Hack 80 Decipher and Navigate PDF at the Text Level

Turn obfuscated PDF code into transparent data so you can work with it directly.

PDF uses an element framework for organizing data. When editing PDFs at the text level, it helps to know how to navigate these nodes. The data itself usually is compressed and unreadable. pdftk [Hack #79] can uncompress these streams, making the PDF more interesting to read and much more hackable.

First, uncompress your PDF document using pdftk:

pdftk  mydoc.pdf  output  mydoc.uncompressed.pdf  uncompress

Next, fire up your text editor. A good text editor enables you to inspect any document at its lowest level by reading its bytes right off of the disk. Not all text editors can handle the mix of human-readable text and machine-readable binary data that PDF contains. Other editors can read and display this data, but they can't write it properly. I recommend using gVim [Hack #82] .
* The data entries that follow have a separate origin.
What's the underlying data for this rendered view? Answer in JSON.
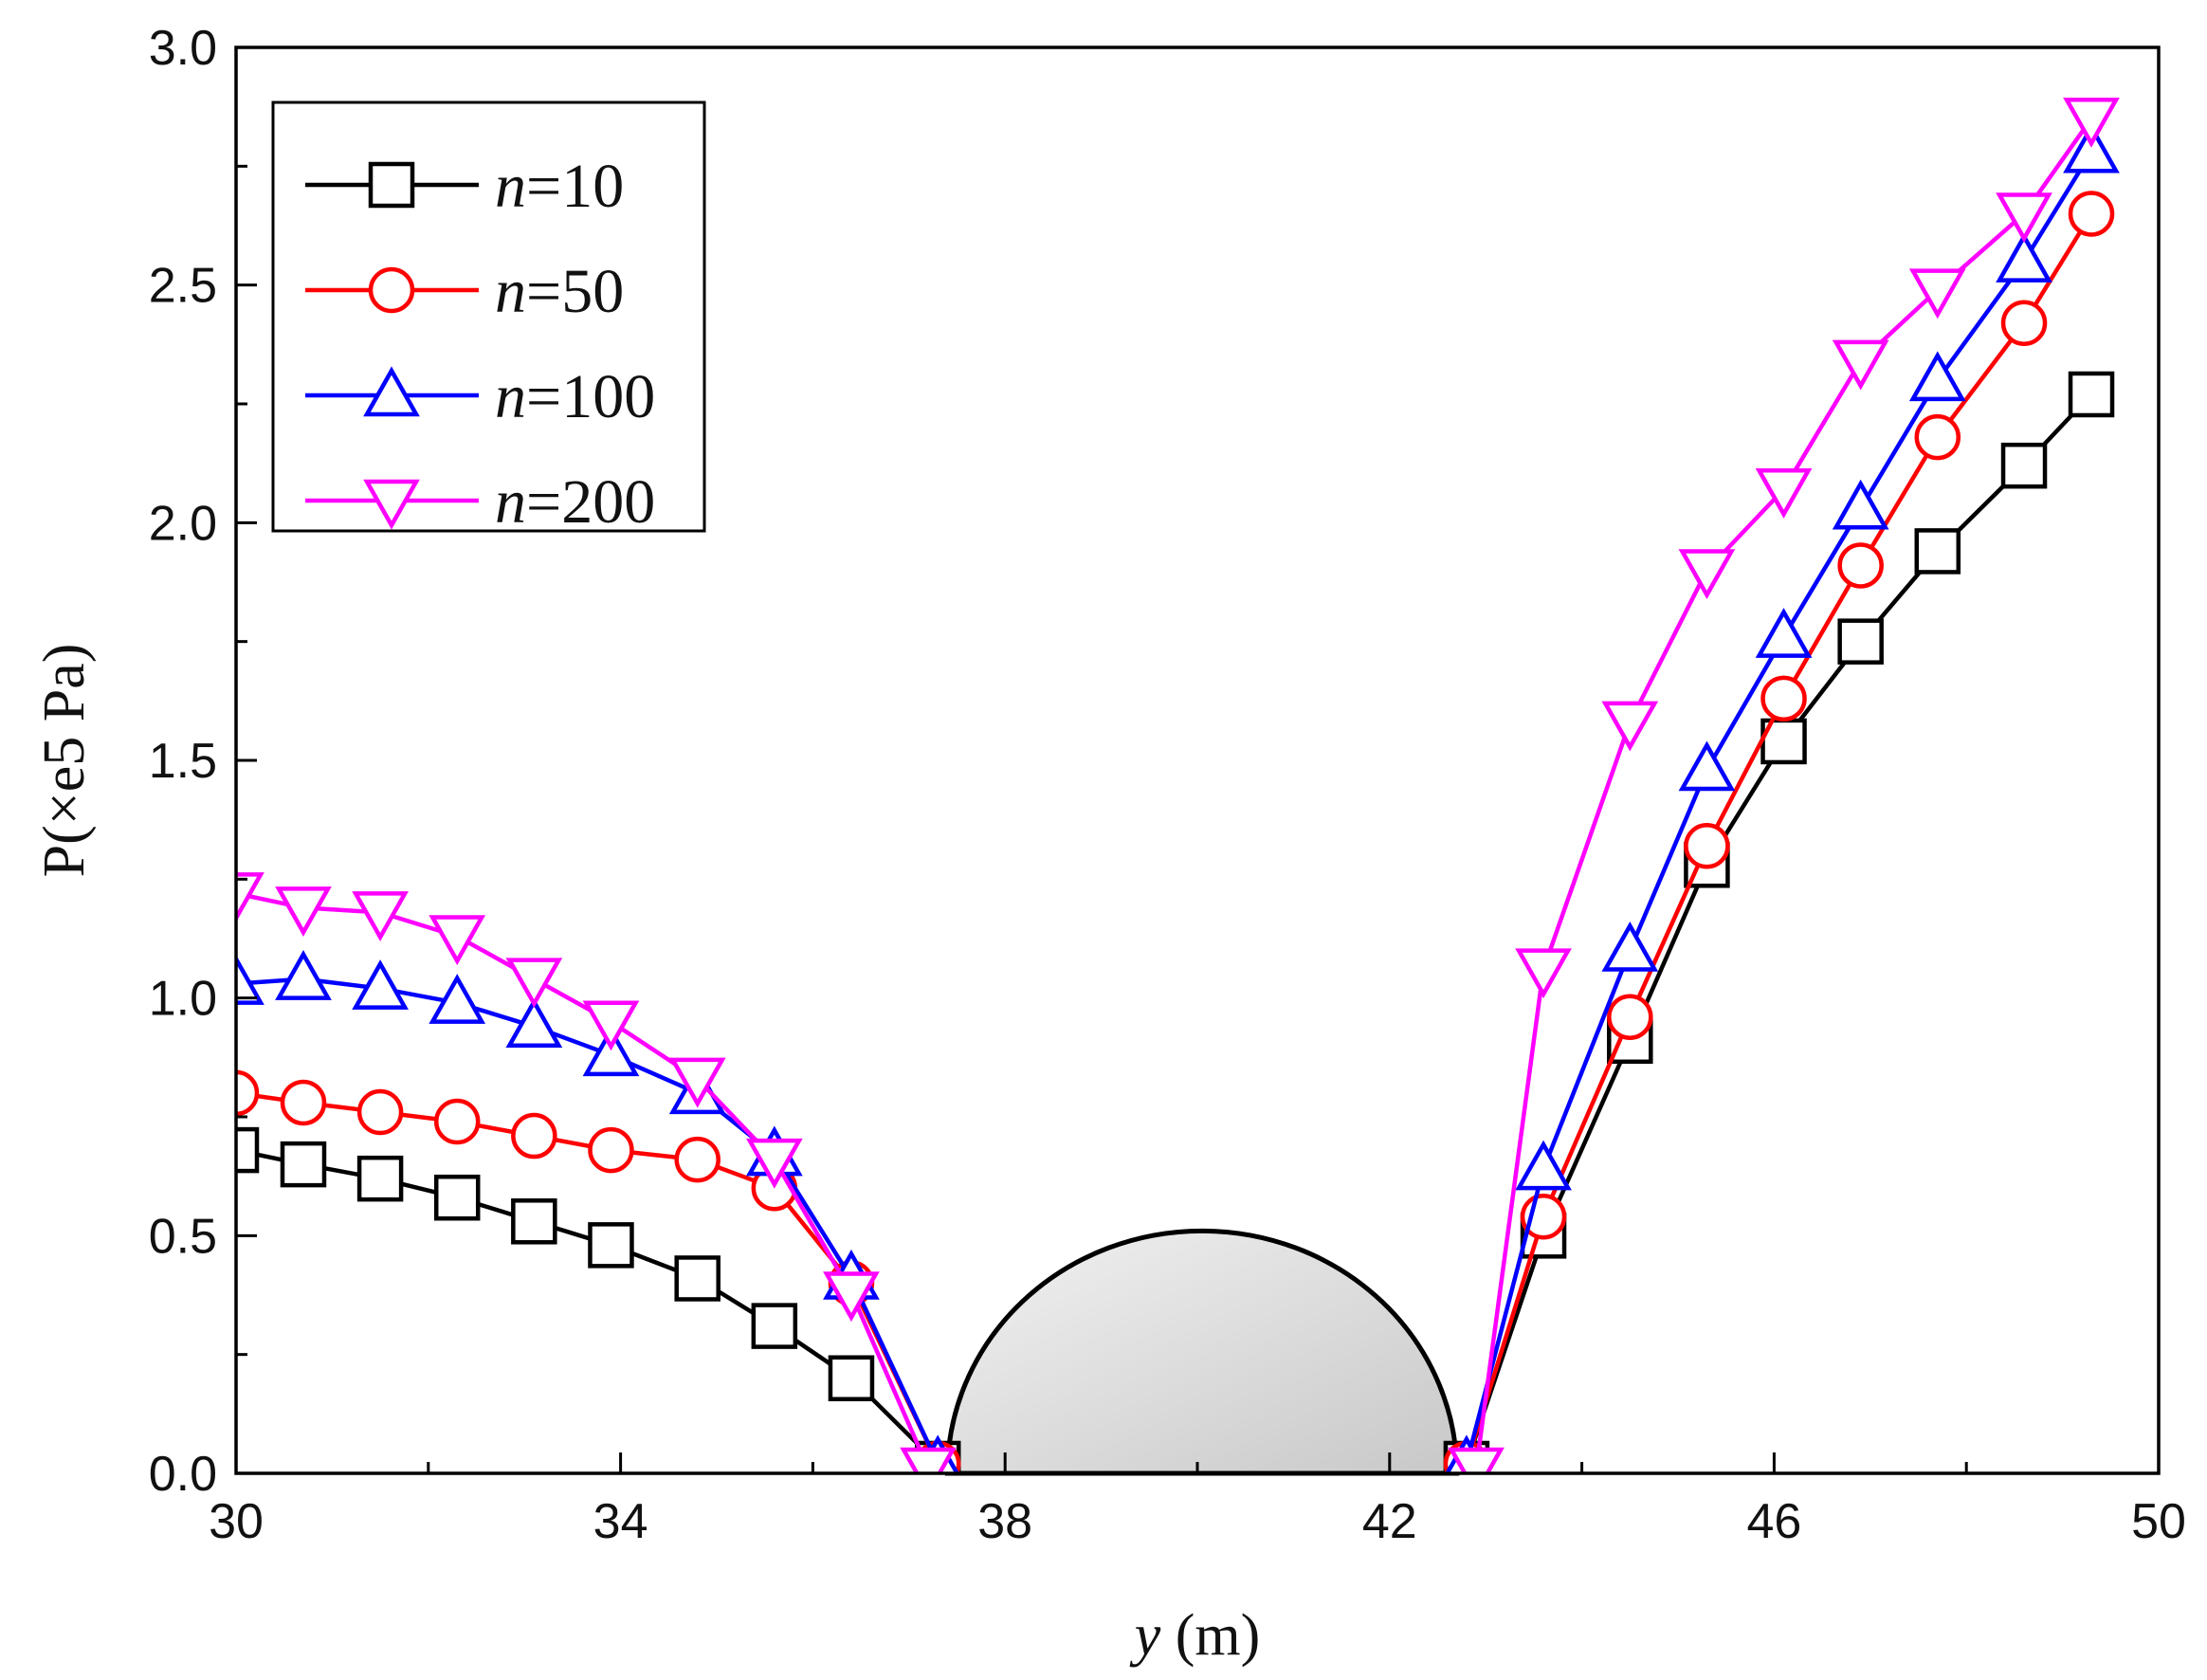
{
  "chart_data": {
    "type": "line",
    "title": "",
    "xlabel_var": "y",
    "xlabel_unit": " (m)",
    "ylabel": "P(×e5 Pa)",
    "xlim": [
      30,
      50
    ],
    "ylim": [
      0,
      3
    ],
    "x_ticks": [
      30,
      34,
      38,
      42,
      46,
      50
    ],
    "x_tick_labels": [
      "30",
      "34",
      "38",
      "42",
      "46",
      "50"
    ],
    "y_ticks": [
      0,
      0.5,
      1,
      1.5,
      2,
      2.5,
      3
    ],
    "y_tick_labels": [
      "0.0",
      "0.5",
      "1.0",
      "1.5",
      "2.0",
      "2.5",
      "3.0"
    ],
    "legend_position": "top-left",
    "obstacle": {
      "shape": "half-ellipse",
      "x_start": 37.4,
      "x_end": 42.7,
      "height": 0.51
    },
    "series": [
      {
        "name": "n=10",
        "var": "n",
        "label": "=10",
        "color": "#000000",
        "marker": "square",
        "segments": [
          [
            [
              30.0,
              0.68
            ],
            [
              30.7,
              0.65
            ],
            [
              31.5,
              0.62
            ],
            [
              32.3,
              0.58
            ],
            [
              33.1,
              0.53
            ],
            [
              33.9,
              0.48
            ],
            [
              34.8,
              0.41
            ],
            [
              35.6,
              0.31
            ],
            [
              36.4,
              0.2
            ],
            [
              37.3,
              0.02
            ]
          ],
          [
            [
              42.8,
              0.02
            ],
            [
              43.6,
              0.5
            ],
            [
              44.5,
              0.91
            ],
            [
              45.3,
              1.28
            ],
            [
              46.1,
              1.54
            ],
            [
              46.9,
              1.75
            ],
            [
              47.7,
              1.94
            ],
            [
              48.6,
              2.12
            ],
            [
              49.3,
              2.27
            ]
          ]
        ]
      },
      {
        "name": "n=50",
        "var": "n",
        "label": "=50",
        "color": "#ff0000",
        "marker": "circle",
        "segments": [
          [
            [
              30.0,
              0.8
            ],
            [
              30.7,
              0.78
            ],
            [
              31.5,
              0.76
            ],
            [
              32.3,
              0.74
            ],
            [
              33.1,
              0.71
            ],
            [
              33.9,
              0.68
            ],
            [
              34.8,
              0.66
            ],
            [
              35.6,
              0.6
            ],
            [
              36.4,
              0.4
            ],
            [
              37.3,
              0.02
            ]
          ],
          [
            [
              42.8,
              0.02
            ],
            [
              43.6,
              0.54
            ],
            [
              44.5,
              0.96
            ],
            [
              45.3,
              1.32
            ],
            [
              46.1,
              1.63
            ],
            [
              46.9,
              1.91
            ],
            [
              47.7,
              2.18
            ],
            [
              48.6,
              2.42
            ],
            [
              49.3,
              2.65
            ]
          ]
        ]
      },
      {
        "name": "n=100",
        "var": "n",
        "label": "=100",
        "color": "#0000ff",
        "marker": "triangle-up",
        "segments": [
          [
            [
              30.0,
              1.03
            ],
            [
              30.7,
              1.04
            ],
            [
              31.5,
              1.02
            ],
            [
              32.3,
              0.99
            ],
            [
              33.1,
              0.94
            ],
            [
              33.9,
              0.88
            ],
            [
              34.8,
              0.8
            ],
            [
              35.6,
              0.67
            ],
            [
              36.4,
              0.41
            ],
            [
              37.3,
              0.02
            ]
          ],
          [
            [
              42.8,
              0.02
            ],
            [
              43.6,
              0.64
            ],
            [
              44.5,
              1.1
            ],
            [
              45.3,
              1.48
            ],
            [
              46.1,
              1.76
            ],
            [
              46.9,
              2.03
            ],
            [
              47.7,
              2.3
            ],
            [
              48.6,
              2.55
            ],
            [
              49.3,
              2.78
            ]
          ]
        ]
      },
      {
        "name": "n=200",
        "var": "n",
        "label": "=200",
        "color": "#ff00ff",
        "marker": "triangle-down",
        "segments": [
          [
            [
              30.0,
              1.22
            ],
            [
              30.7,
              1.19
            ],
            [
              31.5,
              1.18
            ],
            [
              32.3,
              1.13
            ],
            [
              33.1,
              1.04
            ],
            [
              33.9,
              0.95
            ],
            [
              34.8,
              0.83
            ],
            [
              35.6,
              0.66
            ],
            [
              36.4,
              0.38
            ],
            [
              37.2,
              0.01
            ]
          ],
          [
            [
              42.9,
              0.01
            ],
            [
              43.6,
              1.06
            ],
            [
              44.5,
              1.58
            ],
            [
              45.3,
              1.9
            ],
            [
              46.1,
              2.07
            ],
            [
              46.9,
              2.34
            ],
            [
              47.7,
              2.49
            ],
            [
              48.6,
              2.65
            ],
            [
              49.3,
              2.85
            ]
          ]
        ]
      }
    ]
  }
}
Get the full story on PDF by reading the specification at http://partners.adobe.com/asn/acrobat/sdk/public/docs/PDFReference15_v5.pdf.

Open a PDF in your text editor and you will find some plain-text data and some unreadable binary data. All of this data is organized using a few basic objects. The PDF Reference 1.5 section 3.2 describes these in detail. Here is a quick key to get you started.
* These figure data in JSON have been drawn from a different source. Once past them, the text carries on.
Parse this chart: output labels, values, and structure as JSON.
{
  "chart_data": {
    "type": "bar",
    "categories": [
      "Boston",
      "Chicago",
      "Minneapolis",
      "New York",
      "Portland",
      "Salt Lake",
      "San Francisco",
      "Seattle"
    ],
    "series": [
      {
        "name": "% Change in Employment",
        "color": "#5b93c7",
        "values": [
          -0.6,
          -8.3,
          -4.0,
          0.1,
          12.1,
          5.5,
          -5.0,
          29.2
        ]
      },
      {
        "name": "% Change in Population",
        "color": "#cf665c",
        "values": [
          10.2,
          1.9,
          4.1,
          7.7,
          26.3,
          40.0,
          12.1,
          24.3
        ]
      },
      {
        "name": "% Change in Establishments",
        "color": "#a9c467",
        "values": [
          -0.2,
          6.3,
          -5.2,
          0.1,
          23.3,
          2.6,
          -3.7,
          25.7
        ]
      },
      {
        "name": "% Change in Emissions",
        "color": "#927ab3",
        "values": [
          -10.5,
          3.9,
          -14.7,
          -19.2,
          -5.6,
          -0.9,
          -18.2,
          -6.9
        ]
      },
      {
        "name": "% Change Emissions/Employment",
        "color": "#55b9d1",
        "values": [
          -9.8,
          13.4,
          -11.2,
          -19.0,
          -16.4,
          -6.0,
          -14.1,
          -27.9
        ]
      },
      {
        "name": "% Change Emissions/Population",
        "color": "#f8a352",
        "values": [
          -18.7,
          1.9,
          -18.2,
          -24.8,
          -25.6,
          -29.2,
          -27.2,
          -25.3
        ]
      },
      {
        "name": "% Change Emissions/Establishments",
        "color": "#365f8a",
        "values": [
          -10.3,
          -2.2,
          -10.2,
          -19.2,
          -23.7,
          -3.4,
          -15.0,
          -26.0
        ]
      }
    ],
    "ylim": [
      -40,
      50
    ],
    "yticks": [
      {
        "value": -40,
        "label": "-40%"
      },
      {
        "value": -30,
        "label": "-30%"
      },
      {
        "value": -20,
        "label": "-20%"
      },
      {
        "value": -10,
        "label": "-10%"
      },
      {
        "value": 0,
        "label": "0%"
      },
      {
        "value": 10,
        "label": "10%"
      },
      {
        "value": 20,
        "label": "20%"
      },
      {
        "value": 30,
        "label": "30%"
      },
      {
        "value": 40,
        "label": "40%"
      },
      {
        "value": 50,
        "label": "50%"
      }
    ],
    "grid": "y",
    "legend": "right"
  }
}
Names: / ...: A slash indicates the beginning of a name. Examples include /Type and /Page. Most names have very specific meanings prescribed by the PDF Reference. They are never compressed or encrypted.
Strings: ( ...): Strings are enclosed by parentheses. An example is (Now is the time). You use them for holding plain-text data in annotations and bookmarks. You can encrypt them but you can't compress them. Mind escaped characters?e.g., \), \(, or \\.
Dictionaries: << key1 value1 key2 value2 ... >>: Dictionaries map keys to values. Keys must be names and values can be anything, even dictionaries or arrays.
Arrays: [ object1 object2 ... ]: Arrays represent a list of objects. All PDF objects are part of one big tree, interconnected by arrays and dictionaries.
Streams: << ... >> stream ...endstream: Most PDF data is stored in streams. Dictionary data precedes the stream data and holds information about the stream, such as its length and encoding. stream and endstream bracket the actual stream data. Streams are used to hold bitmap images and page-drawing instructions, among other things. Use pdftk to make compressed page streams readable. Some streams use PDF objects (dictionaries, strings, arrays, etc.) to represent information.
Indirect object references: m n R: Indirect object references allow an object to be referenced in one place (or many places) and described in another. The reference is a pair of numbers followed by the letter R, such as: 3528 0 R. You find them in dictionaries and arrays. To locate the object referenced by m n R, search for m n obj.
Indirect object identifiers: m n obj ... endobj: An indirect object is any object that is preceded by the identifying m n obj, where m and n are numbers that uniquely identify the object. Another object can then reference the indirect object by simply invoking m n R, described earlier.

Dictionaries tend to be the most interesting objects. They represent things such as pages and annotations. You can tell what a dictionary describes by checking its /Type and /Subtype keys. Conversely, you can find something in a PDF by searching on its type. For example, you can find each page in a PDF by searching for the text /Page. For annotations, search for /Annot, and for images, /Image.

At the end of the PDF file is the XREF lookup table. It gives the byte offset for every indirect object in the PDF file. This allows rapid random access to PDF pages and other data. Text-level PDF editing can corrupt the XREF table, which breaks the PDF. [Hack #81] solves this problem.